En esta reclamación, tramitada a través del Juzgado de Vigilancia penitenciaria el pasado mes de julio y a la que ha tenido acceso este diario, el preso, que está asignado al módulo 3, sostiene que es «imposible la convivencia en las celdas por falta de espacio».
La respuesta de la dirección es que este problema se debe «a la enorme cantidad de ingresos (de reos preventivos) que se efectúan por las diferentes autoridades judiciales».
Además, la dirección alega que pide «continuadamente» a la Dirección General de Instituciones Penitenciarias el traslado de delincuentes penados a otras cárceles. «Igualmente se solicitan conducciones extraordinarias» de reclusos que ya han sido juzgados y están a la espera de la sentencia.

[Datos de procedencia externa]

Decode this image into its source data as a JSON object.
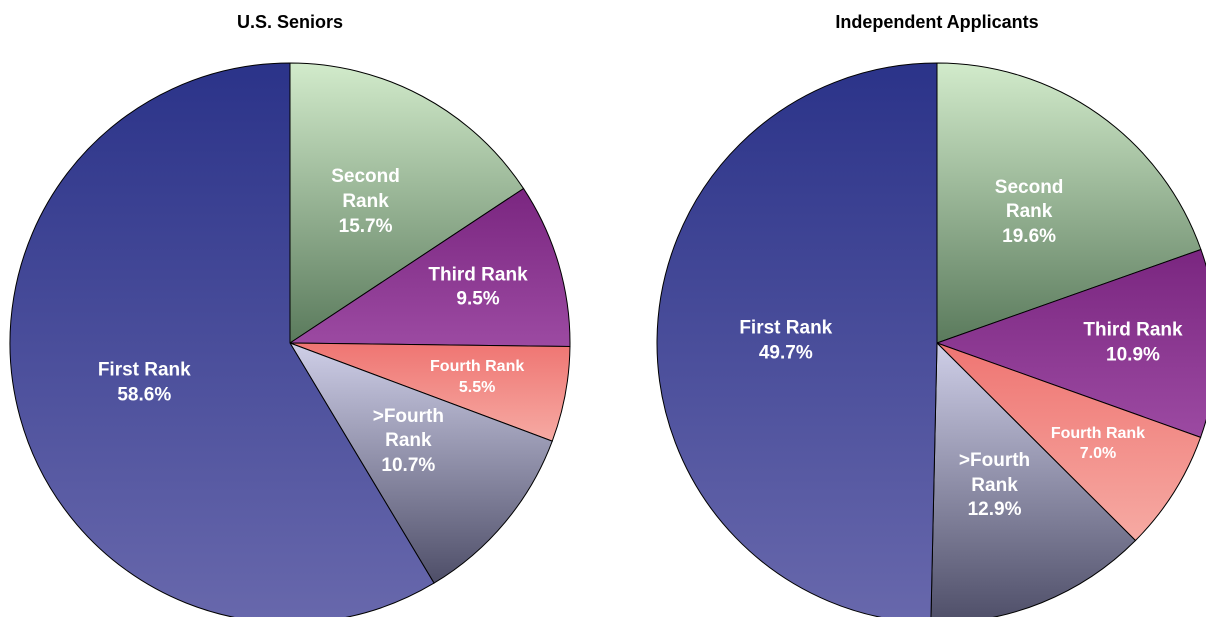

En todo caso, los fiscales adscritos al Juzgado de Vigilancia Penitenciaria de Alicante, que visitaron Fontcalent el pasado 31 de julio y se entrevistaron con 28 internos, consideran que esas «no son las mejores condiciones para estar en prisión, por lo que pide la elaboración del informe
Riesgo de que se creen guetos
Por lo general, cuando la población penitenciaria supera las plazas disponibles en una prisión y se deben compartir las celdas, los responsables del centro tratan de que los internos sean «compatibles» entre sí, que se conozcan y se lleven bien, tal y como explica un fiscal especializado en el asunto.
Sin embargo, esto no siempre es posible y, además, existe un riesgo cierto de que dentro de la cárcel se creen guetos.
No en vano, algunas galerías de la cárcel de Fontcalent albergan casi exclusivamente a árabes o a rumanos, por ejemplo, porque casi siempre eligen estar juntos. Esa situación, por tanto, dificulta la convivencia y puede generar «choques interraciales», advierten.